La raison qu’elle avance est que « Joyeux Noël » est une expression qui ne serait « pas assez inclusive ». Sa proposition suscite plusieurs critiques, jusqu’au Vatican. « Effacer Noël n’est pas la façon de lutter contre la discrimination », réagit le cardinal Pietro Parolin, secrétaire d’État du Saint-Siège.
A Strasbourg, au siège du Parlement européen, c’est l’eurodéputé français François Xavier Bellamy du parti Les Républicains (LR) qui monte au créneau. C’est une « Folie d’atteindre ainsi la haine des racines qui ont fait l’Europe », fustige Bellamy qui n’a jamais caché son appartenance à l’Eglise catholique. « Noël, poursuit-il, n’est pas que le prétexte des vacances d’hiver, c’est le jour où est né le monde dont nous héritons, le début de notre ère, la référence à partir de laquelle nous comptons nos années ». C’est une « Folie parce que nier ce qui nous relie c’est détruire toute possibilité d’appartenir à une culture commune. (…) Vous n’attaquez pas des symboles superflus mais ce qui unit l’Europe et vous ouvrez la voie à toutes les fractures de demain », ajoute l’eurodéputé français. Philosophe et profondément ancré à droite, Bellamy ne défend pas seulement son identité catholique.
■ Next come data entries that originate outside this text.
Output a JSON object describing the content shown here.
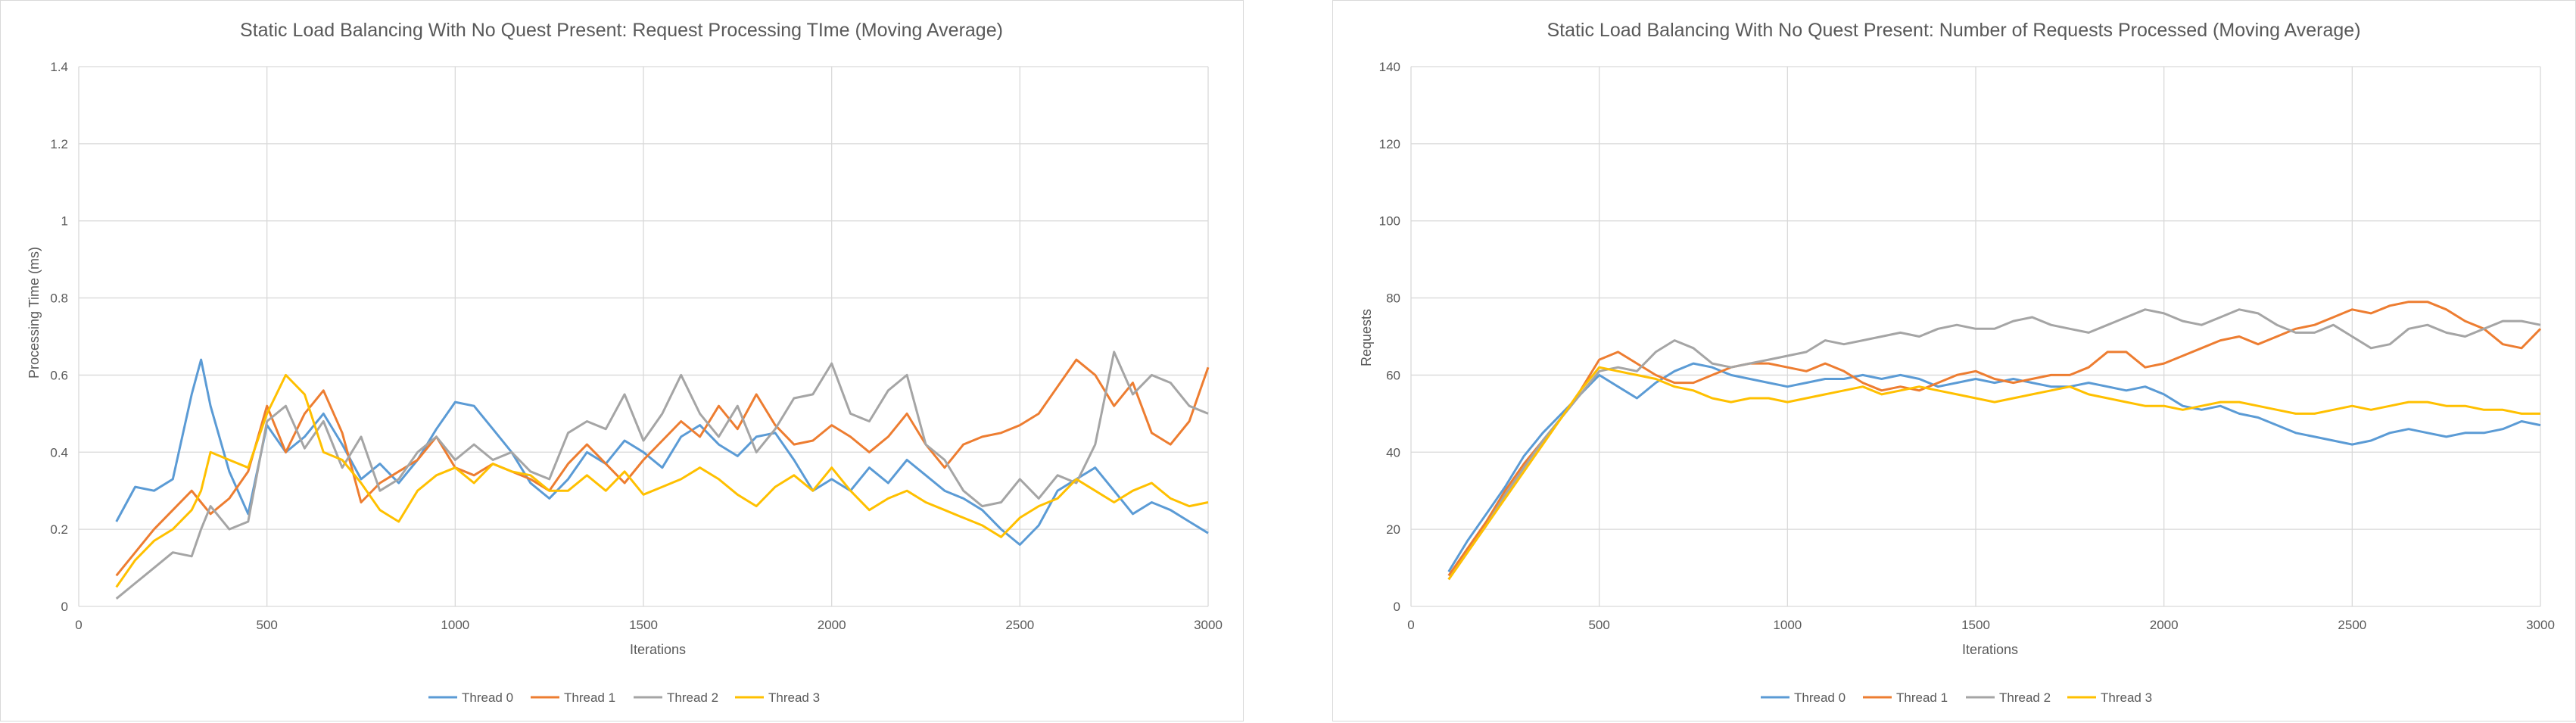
{
  "charts": [
    {
      "title": "Static Load Balancing With No Quest Present: Request Processing TIme (Moving Average)",
      "xlabel": "Iterations",
      "ylabel": "Processing Time (ms)",
      "legend": [
        "Thread 0",
        "Thread 1",
        "Thread 2",
        "Thread 3"
      ]
    },
    {
      "title": "Static Load Balancing With No Quest Present: Number of Requests Processed (Moving Average)",
      "xlabel": "Iterations",
      "ylabel": "Requests",
      "legend": [
        "Thread 0",
        "Thread 1",
        "Thread 2",
        "Thread 3"
      ]
    }
  ],
  "colors": {
    "thread0": "#5b9bd5",
    "thread1": "#ed7d31",
    "thread2": "#a5a5a5",
    "thread3": "#ffc000",
    "grid": "#d9d9d9",
    "text": "#595959"
  },
  "chart_data": [
    {
      "type": "line",
      "title": "Static Load Balancing With No Quest Present: Request Processing TIme (Moving Average)",
      "xlabel": "Iterations",
      "ylabel": "Processing Time (ms)",
      "xlim": [
        0,
        3000
      ],
      "ylim": [
        0,
        1.4
      ],
      "xticks": [
        "0",
        "500",
        "1000",
        "1500",
        "2000",
        "2500",
        "3000"
      ],
      "yticks": [
        "0",
        "0.2",
        "0.4",
        "0.6",
        "0.8",
        "1",
        "1.2",
        "1.4"
      ],
      "grid": true,
      "legend_position": "bottom",
      "x": [
        100,
        150,
        200,
        250,
        300,
        325,
        350,
        400,
        450,
        500,
        550,
        600,
        650,
        700,
        750,
        800,
        850,
        900,
        950,
        1000,
        1050,
        1100,
        1150,
        1200,
        1250,
        1300,
        1350,
        1400,
        1450,
        1500,
        1550,
        1600,
        1650,
        1700,
        1750,
        1800,
        1850,
        1900,
        1950,
        2000,
        2050,
        2100,
        2150,
        2200,
        2250,
        2300,
        2350,
        2400,
        2450,
        2500,
        2550,
        2600,
        2650,
        2700,
        2750,
        2800,
        2850,
        2900,
        2950,
        3000
      ],
      "series": [
        {
          "name": "Thread 0",
          "color": "#5b9bd5",
          "values": [
            0.22,
            0.31,
            0.3,
            0.33,
            0.55,
            0.64,
            0.52,
            0.35,
            0.24,
            0.47,
            0.4,
            0.44,
            0.5,
            0.42,
            0.33,
            0.37,
            0.32,
            0.38,
            0.46,
            0.53,
            0.52,
            0.46,
            0.4,
            0.32,
            0.28,
            0.33,
            0.4,
            0.37,
            0.43,
            0.4,
            0.36,
            0.44,
            0.47,
            0.42,
            0.39,
            0.44,
            0.45,
            0.38,
            0.3,
            0.33,
            0.3,
            0.36,
            0.32,
            0.38,
            0.34,
            0.3,
            0.28,
            0.25,
            0.2,
            0.16,
            0.21,
            0.3,
            0.33,
            0.36,
            0.3,
            0.24,
            0.27,
            0.25,
            0.22,
            0.19
          ]
        },
        {
          "name": "Thread 1",
          "color": "#ed7d31",
          "values": [
            0.08,
            0.14,
            0.2,
            0.25,
            0.3,
            0.27,
            0.24,
            0.28,
            0.35,
            0.52,
            0.4,
            0.5,
            0.56,
            0.45,
            0.27,
            0.32,
            0.35,
            0.38,
            0.44,
            0.36,
            0.34,
            0.37,
            0.35,
            0.33,
            0.3,
            0.37,
            0.42,
            0.37,
            0.32,
            0.38,
            0.43,
            0.48,
            0.44,
            0.52,
            0.46,
            0.55,
            0.47,
            0.42,
            0.43,
            0.47,
            0.44,
            0.4,
            0.44,
            0.5,
            0.42,
            0.36,
            0.42,
            0.44,
            0.45,
            0.47,
            0.5,
            0.57,
            0.64,
            0.6,
            0.52,
            0.58,
            0.45,
            0.42,
            0.48,
            0.62
          ]
        },
        {
          "name": "Thread 2",
          "color": "#a5a5a5",
          "values": [
            0.02,
            0.06,
            0.1,
            0.14,
            0.13,
            0.2,
            0.26,
            0.2,
            0.22,
            0.48,
            0.52,
            0.41,
            0.48,
            0.36,
            0.44,
            0.3,
            0.33,
            0.4,
            0.44,
            0.38,
            0.42,
            0.38,
            0.4,
            0.35,
            0.33,
            0.45,
            0.48,
            0.46,
            0.55,
            0.43,
            0.5,
            0.6,
            0.5,
            0.44,
            0.52,
            0.4,
            0.46,
            0.54,
            0.55,
            0.63,
            0.5,
            0.48,
            0.56,
            0.6,
            0.42,
            0.38,
            0.3,
            0.26,
            0.27,
            0.33,
            0.28,
            0.34,
            0.32,
            0.42,
            0.66,
            0.55,
            0.6,
            0.58,
            0.52,
            0.5
          ]
        },
        {
          "name": "Thread 3",
          "color": "#ffc000",
          "values": [
            0.05,
            0.12,
            0.17,
            0.2,
            0.25,
            0.3,
            0.4,
            0.38,
            0.36,
            0.5,
            0.6,
            0.55,
            0.4,
            0.38,
            0.32,
            0.25,
            0.22,
            0.3,
            0.34,
            0.36,
            0.32,
            0.37,
            0.35,
            0.34,
            0.3,
            0.3,
            0.34,
            0.3,
            0.35,
            0.29,
            0.31,
            0.33,
            0.36,
            0.33,
            0.29,
            0.26,
            0.31,
            0.34,
            0.3,
            0.36,
            0.3,
            0.25,
            0.28,
            0.3,
            0.27,
            0.25,
            0.23,
            0.21,
            0.18,
            0.23,
            0.26,
            0.28,
            0.33,
            0.3,
            0.27,
            0.3,
            0.32,
            0.28,
            0.26,
            0.27
          ]
        }
      ]
    },
    {
      "type": "line",
      "title": "Static Load Balancing With No Quest Present: Number of Requests Processed (Moving Average)",
      "xlabel": "Iterations",
      "ylabel": "Requests",
      "xlim": [
        0,
        3000
      ],
      "ylim": [
        0,
        140
      ],
      "xticks": [
        "0",
        "500",
        "1000",
        "1500",
        "2000",
        "2500",
        "3000"
      ],
      "yticks": [
        "0",
        "20",
        "40",
        "60",
        "80",
        "100",
        "120",
        "140"
      ],
      "grid": true,
      "legend_position": "bottom",
      "x": [
        100,
        150,
        200,
        250,
        300,
        350,
        400,
        450,
        500,
        550,
        600,
        650,
        700,
        750,
        800,
        850,
        900,
        950,
        1000,
        1050,
        1100,
        1150,
        1200,
        1250,
        1300,
        1350,
        1400,
        1450,
        1500,
        1550,
        1600,
        1650,
        1700,
        1750,
        1800,
        1850,
        1900,
        1950,
        2000,
        2050,
        2100,
        2150,
        2200,
        2250,
        2300,
        2350,
        2400,
        2450,
        2500,
        2550,
        2600,
        2650,
        2700,
        2750,
        2800,
        2850,
        2900,
        2950,
        3000
      ],
      "series": [
        {
          "name": "Thread 0",
          "color": "#5b9bd5",
          "values": [
            9,
            17,
            24,
            31,
            39,
            45,
            50,
            55,
            60,
            57,
            54,
            58,
            61,
            63,
            62,
            60,
            59,
            58,
            57,
            58,
            59,
            59,
            60,
            59,
            60,
            59,
            57,
            58,
            59,
            58,
            59,
            58,
            57,
            57,
            58,
            57,
            56,
            57,
            55,
            52,
            51,
            52,
            50,
            49,
            47,
            45,
            44,
            43,
            42,
            43,
            45,
            46,
            45,
            44,
            45,
            45,
            46,
            48,
            47
          ]
        },
        {
          "name": "Thread 1",
          "color": "#ed7d31",
          "values": [
            8,
            15,
            22,
            30,
            37,
            43,
            49,
            56,
            64,
            66,
            63,
            60,
            58,
            58,
            60,
            62,
            63,
            63,
            62,
            61,
            63,
            61,
            58,
            56,
            57,
            56,
            58,
            60,
            61,
            59,
            58,
            59,
            60,
            60,
            62,
            66,
            66,
            62,
            63,
            65,
            67,
            69,
            70,
            68,
            70,
            72,
            73,
            75,
            77,
            76,
            78,
            79,
            79,
            77,
            74,
            72,
            68,
            67,
            72
          ]
        },
        {
          "name": "Thread 2",
          "color": "#a5a5a5",
          "values": [
            7,
            14,
            21,
            29,
            36,
            43,
            49,
            55,
            61,
            62,
            61,
            66,
            69,
            67,
            63,
            62,
            63,
            64,
            65,
            66,
            69,
            68,
            69,
            70,
            71,
            70,
            72,
            73,
            72,
            72,
            74,
            75,
            73,
            72,
            71,
            73,
            75,
            77,
            76,
            74,
            73,
            75,
            77,
            76,
            73,
            71,
            71,
            73,
            70,
            67,
            68,
            72,
            73,
            71,
            70,
            72,
            74,
            74,
            73
          ]
        },
        {
          "name": "Thread 3",
          "color": "#ffc000",
          "values": [
            7,
            14,
            21,
            28,
            35,
            42,
            49,
            56,
            62,
            61,
            60,
            59,
            57,
            56,
            54,
            53,
            54,
            54,
            53,
            54,
            55,
            56,
            57,
            55,
            56,
            57,
            56,
            55,
            54,
            53,
            54,
            55,
            56,
            57,
            55,
            54,
            53,
            52,
            52,
            51,
            52,
            53,
            53,
            52,
            51,
            50,
            50,
            51,
            52,
            51,
            52,
            53,
            53,
            52,
            52,
            51,
            51,
            50,
            50
          ]
        }
      ]
    }
  ]
}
Il tient aux racines chrétiennes de l’Europe. « Toutes les Madame Dalli de Bruxelles n’empêcheront jamais, prévient-il, que le jour de Noël les bureaux de la commission seront vides à cause de l’infinie espérance dont parlait Hannah Arendt à travers ce qu’elle décrivait comme la plus grande des bonnes nouvelles, la bonne nouvelle des Évangiles : Un enfant nous est né ».
Selon les informations de La Croix, quelques jours après son retour de Grèce, le 6 décembre dernier, le pape François a reçu une « missive personnelle » de la Présidente de la Commission de l’Union européenne, Ursula von der Leyen. Elle rassure le pape que l’Union européenne s’inspire de « l’héritage culturel, religieux et humaniste de l’Europe ». Finalement la Commissaire Helena Dalli a été contrainte de retirer son « guide de l’inclusivité ».
Depuis quelques années l’Europe vit une profonde crise identitaire. En France, le 10 juillet 2015, la loi Macron est adoptée. Elle autorise le travail le dimanche. Elle vise à libérer la croissance et à diminuer le chômage. Une vieille tradition est rompue pour satisfaire un système capitaliste qui ne voit que l’économie partout, à chaque instant, et en chaque personne. Afin d’enregistrer plus de recettes, le commerce est ouvert le dimanche. Dans son livre Demeure (Paris, Grasset 2018 – 272 pp) le même eurodéputé français, François-Xavier Bellamy écrit que ce n’est pas tant une nécessité économique qui a poussé le gouvernement français à permettre le travail le dimanche, mais plutôt « la seule obsession moderne de l’expansion de l’économie » (p. 222). Contraint, le gouvernement répond à « l’esprit de compétition économique à l’américaine ».
La question qui peut être posée est celle de savoir s’il ne faut pas voir derrière une telle décision la volonté de mettre fin à une tradition à connotation religieuse. Le dimanche, c’est le jour du Seigneur dans la tradition judéo-chrétienne. L’homme se repose à l’exemple de son Dieu. Dans la longue tradition chrétienne, il s’agit de permettre aux croyants d’assister à la messe dominicale. Permettre aussi aux ouvriers d’avoir un jour de repos dans la semaine. La France a révoqué cette tradition pour répondre à des attentes économiques mais surtout au nom de la laïcité.
Retour sur la polémique autour de Noël. Au siège de l’Union européenne Bellamy s’est, directement, adressé à sa collègue à l’origine de la proposition polémique : « Madame Dalli, nous n’avons pas besoin de sauver Noël, c’est Noël cette année encore qui nous sauvera autant que durera l’Europe. Joyeux Noël ! », a-t-il conclu.
De fait, c’est dans la logique de la culture contemporaine influencée par les questions de genre et de laïcité que des élus ont le courage de faire des recommandations invitant à ne pas utiliser certains termes, dont “Noël”. La crise que traverse le vieux continent doit alerter les peuples des autres continents à réfléchir sur le type de relations qu’ils doivent entretenir avec cette Europe, longtemps perçue comme un modèle sur tous les plans, ceci pour ne pas la suivre et la copier sans discernement.